JeffW Okay, my wager is
JeffW In a two person zero sum game
JeffW The player who is second to act
JeffW Always wins or ties under the following conditions:
JeffW 1. He has perfect information about the game.
JeffW 2. He plays perfectly under all contingencies.
JeffW okay, 2 six packs of beer valued at no more than $15 total.

[/ QUOTE ]

In Connect Four, if both players play perfectly the first player always wins. The game Hex is also a first player win with perfect play.

John Nash, the subject of "A Beautiful Mind", proved that Hex is a win for the first player:

http://maarup.net/thomas/hex/
(scroll down to "first player wins")

[marv]

Just because the game has perfect information and is zero sum still allows lots of flexibility since the game is necessarily asymmetric.

Silly example:

We flip a coin.
Both players are told the result.
Player 1 chooses heads or tails.
Player 2 has no actions.
If player 1 guesses correctly he wins USD 1 from player 2.
If player 1 guesses incorrectly he gives USD 1 to player 2.

This is zero sum but under optimal play the second player always loses.

Similarly we can construct second-player advantage games.

Marv

[pzhon]

[ QUOTE ]
I think I am missing an assumption somewhere.

[/ QUOTE ]
Yes.

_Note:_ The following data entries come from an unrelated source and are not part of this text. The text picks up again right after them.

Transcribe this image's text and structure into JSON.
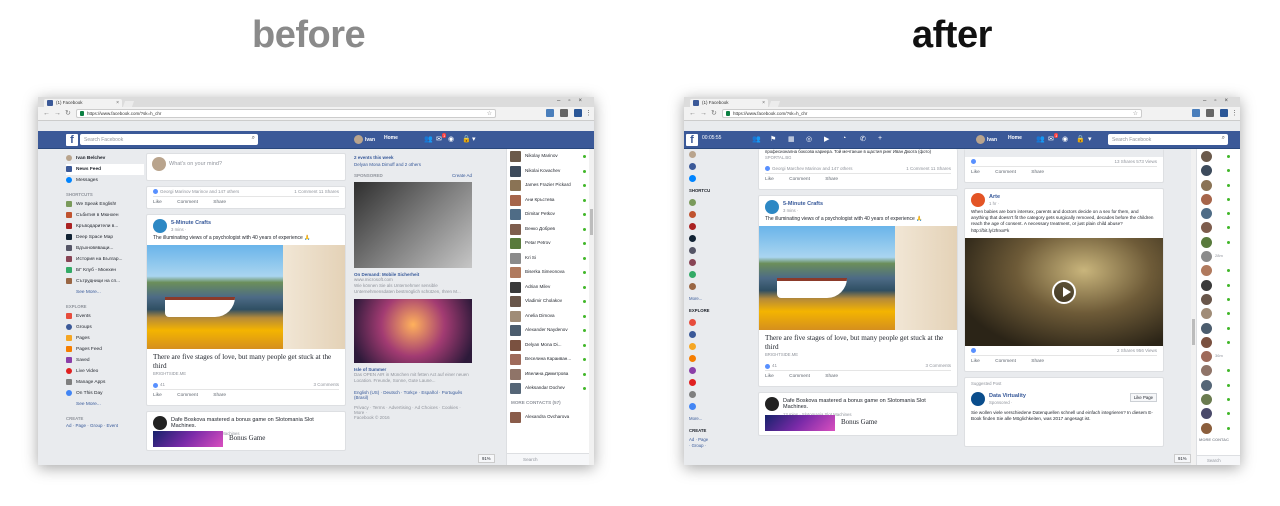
{
  "headings": {
    "before": "before",
    "after": "after"
  },
  "browser": {
    "tab_title": "(1) Facebook",
    "url": "https://www.facebook.com/?sk=h_chr"
  },
  "before": {
    "search_placeholder": "Search Facebook",
    "user": "Ivan",
    "home": "Home",
    "left_nav": {
      "profile": "Ivan Belchev",
      "items": [
        "News Feed",
        "Messages"
      ],
      "shortcuts_heading": "SHORTCUTS",
      "shortcuts": [
        "We Speak English!",
        "Събития в Мюнхен",
        "Кръводарители в...",
        "Deep Space Map",
        "Вдъхновяващи...",
        "История на Българ...",
        "БГ Клуб - Мюнхен",
        "Сътрудници на сп..."
      ],
      "see_more_1": "See More...",
      "explore_heading": "EXPLORE",
      "explore": [
        "Events",
        "Groups",
        "Pages",
        "Pages Feed",
        "Saved",
        "Live Video",
        "Manage Apps",
        "On This Day"
      ],
      "see_more_2": "See More...",
      "create_heading": "CREATE",
      "create_links": "Ad · Page · Group · Event"
    },
    "composer": {
      "placeholder": "What's on your mind?"
    },
    "post1": {
      "reactions": "Georgi Marinov Marinov and 147 others",
      "stats": "1 Comment  11 Shares",
      "actions": "Like Comment Share"
    },
    "post2": {
      "page": "5-Minute Crafts",
      "time": "3 mins · ",
      "text": "The illuminating views of a psychologist with 40 years of experience 🙏",
      "headline": "There are five stages of love, but many people get stuck at the third",
      "domain": "BRIGHTSIDE.ME",
      "reaction_count": "41",
      "comments": "3 Comments",
      "actions": "Like Comment Share"
    },
    "post3": {
      "text": "Dafe Boskova mastered a bonus game on Slotomania Slot Machines.",
      "time": "13 mins · Slotomania Slot Machines",
      "game": "Bonus Game"
    },
    "right_col": {
      "events": "2 events this week",
      "events_sub": "Delyan Mona Dimoff and 2 others",
      "sponsored": "SPONSORED",
      "create_ad": "Create Ad",
      "ad1_title": "On Demand: Mobile Sicherheit",
      "ad1_url": "www.microsoft.com",
      "ad1_desc": "Wie können Sie als Unternehmer sensible Unternehmensdaten bestmöglich schützen, Ihren M...",
      "ad2_title": "Isle of Summer",
      "ad2_desc": "Das OPEN AIR in München mit fetten Act auf einer neuen Location. Freunde, Sonne, Gute Laune...",
      "languages": "English (US) · Deutsch · Türkçe · Español · Português (Brasil)",
      "footer": "Privacy · Terms · Advertising · Ad Choices · Cookies · More ·",
      "copyright": "Facebook © 2016"
    },
    "chat": [
      "Nikolay Marinov",
      "Nikolai Kovachev",
      "James Frazier Pickard",
      "Ани Кръстева",
      "Dimitar Petkov",
      "Венко Добрев",
      "Petar Petrov",
      "Kri Si",
      "Biserka Simeonova",
      "Adrian Milev",
      "Vladimir Cholakov",
      "Anelia Dimova",
      "Alexander Naydenov",
      "Delyan Mona Di...",
      "Веселина Караиван...",
      "Ивелина Димитрова",
      "Aleksandar Dochev"
    ],
    "more_contacts": "MORE CONTACTS (57)",
    "last_contact": "Alexandra Ovcharova",
    "chat_search": "Search",
    "zoom": "91%"
  },
  "after": {
    "time": "00:05:55",
    "user": "Ivan",
    "home": "Home",
    "search_placeholder": "Search Facebook",
    "left_rail": {
      "shortcuts": "SHORTCUTS",
      "explore": "EXPLORE",
      "more1": "More...",
      "more2": "More...",
      "create": "CREATE",
      "create_links": "Ad · Page · Group · Event"
    },
    "top_snippet": {
      "text": "професионална боксова кариера. Той мечтаеше в щастия ринг Иван Дюота (фото)",
      "domain": "SPORTAL.BG"
    },
    "post1": {
      "reactions": "Georgi Marchev Marinov and 147 others",
      "stats": "1 Comment  11 Shares",
      "actions": "Like Comment Share"
    },
    "post2": {
      "page": "5-Minute Crafts",
      "time": "3 mins · ",
      "text": "The illuminating views of a psychologist with 40 years of experience 🙏",
      "headline": "There are five stages of love, but many people get stuck at the third",
      "domain": "BRIGHTSIDE.ME",
      "reaction_count": "41",
      "comments": "3 Comments",
      "actions": "Like Comment Share"
    },
    "post3": {
      "text": "Dafe Boskova mastered a bonus game on Slotomania Slot Machines.",
      "time": "13 mins · Slotomania Slot Machines",
      "game": "Bonus Game"
    },
    "col2_top": {
      "stats": "13 Shares  573 Views",
      "actions": "Like Comment Share"
    },
    "arte": {
      "name": "Arte",
      "time": "1 hr · ",
      "text": "When babies are born intersex, parents and doctors decide on a sex for them, and anything that doesn't fit the category gets surgically removed, decades before the children reach the age of consent. A necessary treatment, or just plain child abuse? http://bit.ly/2hIxxFk",
      "stats": "2 Shares  956 Views",
      "actions": "Like Comment Share"
    },
    "suggested": {
      "label": "Suggested Post",
      "page": "Data Virtuality",
      "sponsored": "Sponsored · ",
      "like_page": "Like Page",
      "text": "Sie wollen viele verschiedene Datenquellen schnell und einfach integrieren? In diesem E-Book finden Sie alle Möglichkeiten, was 2017 angesagt ist."
    },
    "chat_labels": [
      "28m",
      "36m"
    ],
    "more_contacts": "MORE CONTAC",
    "chat_search": "Search",
    "zoom": "91%"
  },
  "colors": {
    "facebook_blue": "#3b5998",
    "link": "#365899",
    "online": "#42b72a",
    "page_bg": "#e9ebee"
  }
}
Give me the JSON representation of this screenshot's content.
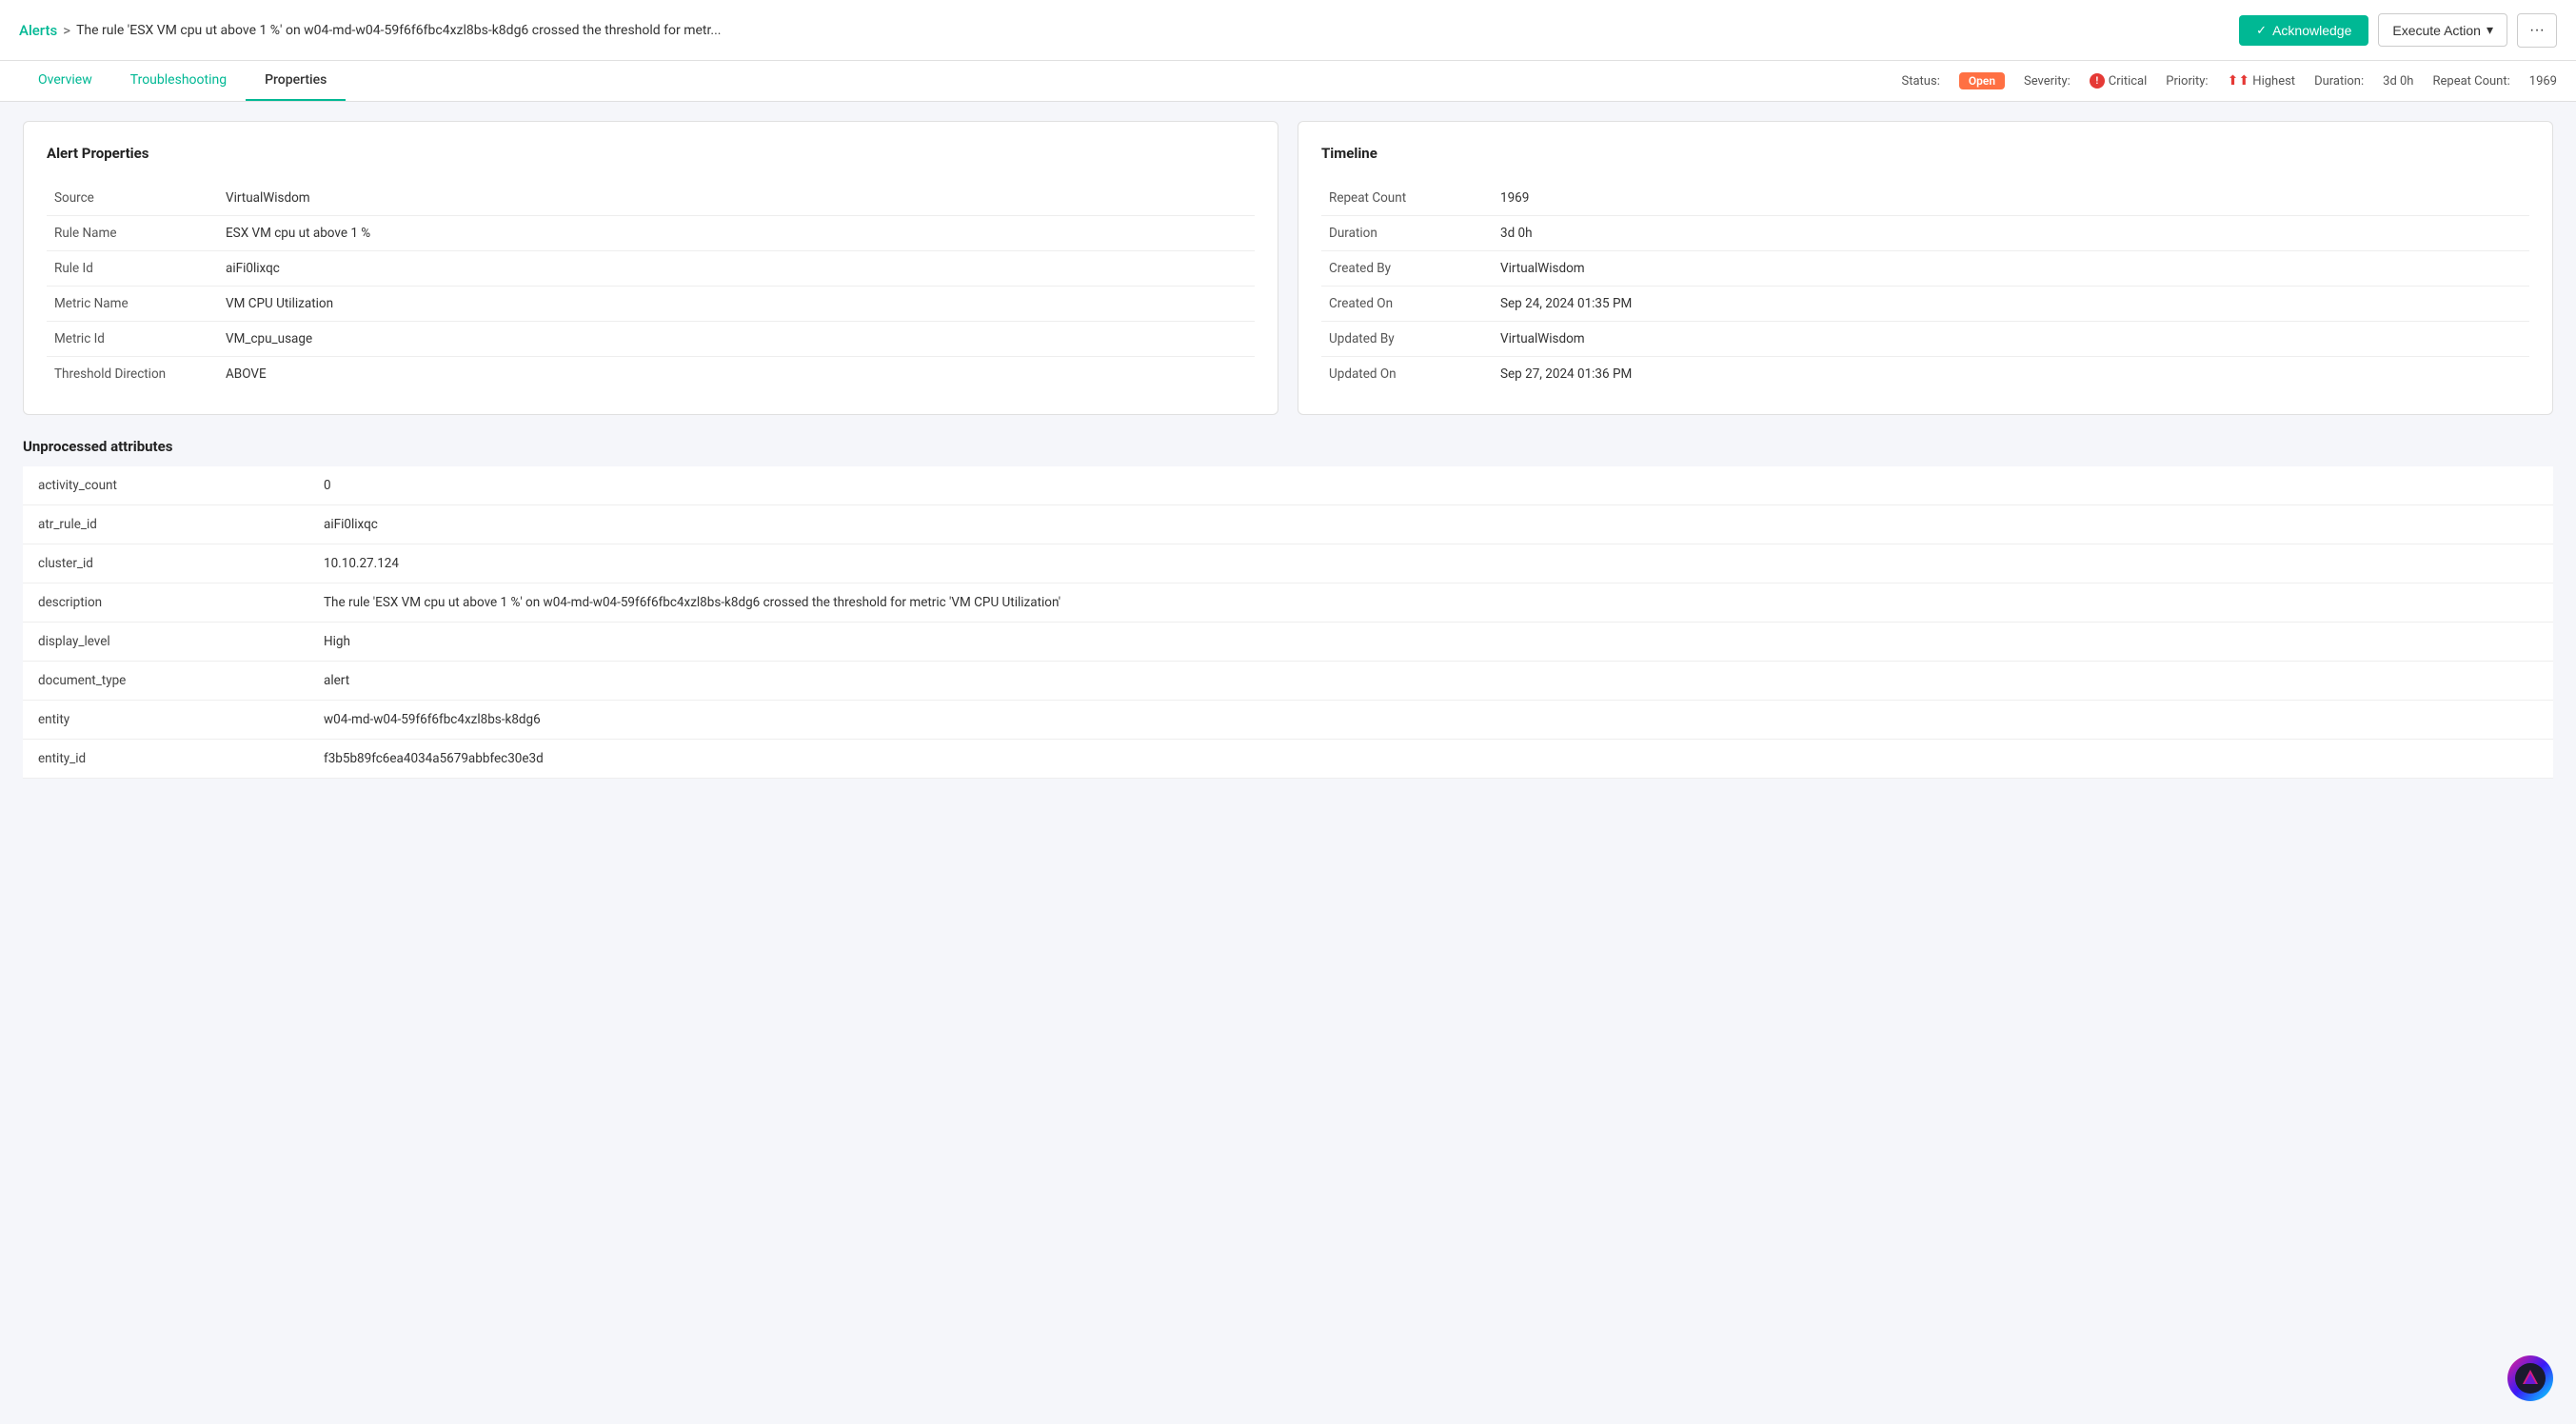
{
  "header": {
    "breadcrumb_alerts": "Alerts",
    "breadcrumb_sep": ">",
    "breadcrumb_title": "The rule 'ESX VM cpu ut above 1 %' on w04-md-w04-59f6f6fbc4xzl8bs-k8dg6 crossed the threshold for metr...",
    "acknowledge_label": "Acknowledge",
    "execute_action_label": "Execute Action",
    "more_icon": "···"
  },
  "tabs": {
    "overview_label": "Overview",
    "troubleshooting_label": "Troubleshooting",
    "properties_label": "Properties",
    "active": "Properties"
  },
  "status_bar": {
    "status_label": "Status:",
    "status_value": "Open",
    "severity_label": "Severity:",
    "severity_value": "Critical",
    "priority_label": "Priority:",
    "priority_value": "Highest",
    "duration_label": "Duration:",
    "duration_value": "3d 0h",
    "repeat_count_label": "Repeat Count:",
    "repeat_count_value": "1969"
  },
  "alert_properties": {
    "title": "Alert Properties",
    "rows": [
      {
        "label": "Source",
        "value": "VirtualWisdom"
      },
      {
        "label": "Rule Name",
        "value": "ESX VM cpu ut above 1 %"
      },
      {
        "label": "Rule Id",
        "value": "aiFi0lixqc"
      },
      {
        "label": "Metric Name",
        "value": "VM CPU Utilization"
      },
      {
        "label": "Metric Id",
        "value": "VM_cpu_usage"
      },
      {
        "label": "Threshold Direction",
        "value": "ABOVE"
      }
    ]
  },
  "timeline": {
    "title": "Timeline",
    "rows": [
      {
        "label": "Repeat Count",
        "value": "1969"
      },
      {
        "label": "Duration",
        "value": "3d 0h"
      },
      {
        "label": "Created By",
        "value": "VirtualWisdom"
      },
      {
        "label": "Created On",
        "value": "Sep 24, 2024 01:35 PM"
      },
      {
        "label": "Updated By",
        "value": "VirtualWisdom"
      },
      {
        "label": "Updated On",
        "value": "Sep 27, 2024 01:36 PM"
      }
    ]
  },
  "unprocessed_attributes": {
    "title": "Unprocessed attributes",
    "rows": [
      {
        "key": "activity_count",
        "value": "0"
      },
      {
        "key": "atr_rule_id",
        "value": "aiFi0lixqc"
      },
      {
        "key": "cluster_id",
        "value": "10.10.27.124"
      },
      {
        "key": "description",
        "value": "The rule 'ESX VM cpu ut above 1 %' on w04-md-w04-59f6f6fbc4xzl8bs-k8dg6 crossed the threshold for metric 'VM CPU Utilization'"
      },
      {
        "key": "display_level",
        "value": "High"
      },
      {
        "key": "document_type",
        "value": "alert"
      },
      {
        "key": "entity",
        "value": "w04-md-w04-59f6f6fbc4xzl8bs-k8dg6"
      },
      {
        "key": "entity_id",
        "value": "f3b5b89fc6ea4034a5679abbfec30e3d"
      }
    ]
  }
}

You lose the bet.

[ QUOTE ]
The basic argument was that in Chess, according to game theory, black must either win or tie if he plays perfectly. He cannot lose.

[/ QUOTE ]
That is not known. It is not a simple consequence of basic principles of game theory. It is conceivable that the opening position could be an instance of zugzwang.

Some games like hex or chomp have a structure that allows you to do at least as well as the first player as you could as the second player. In those games, the first player has a strategy that at least ties. However, not all games have this property, and it has not been proven that White can at least draw in chess.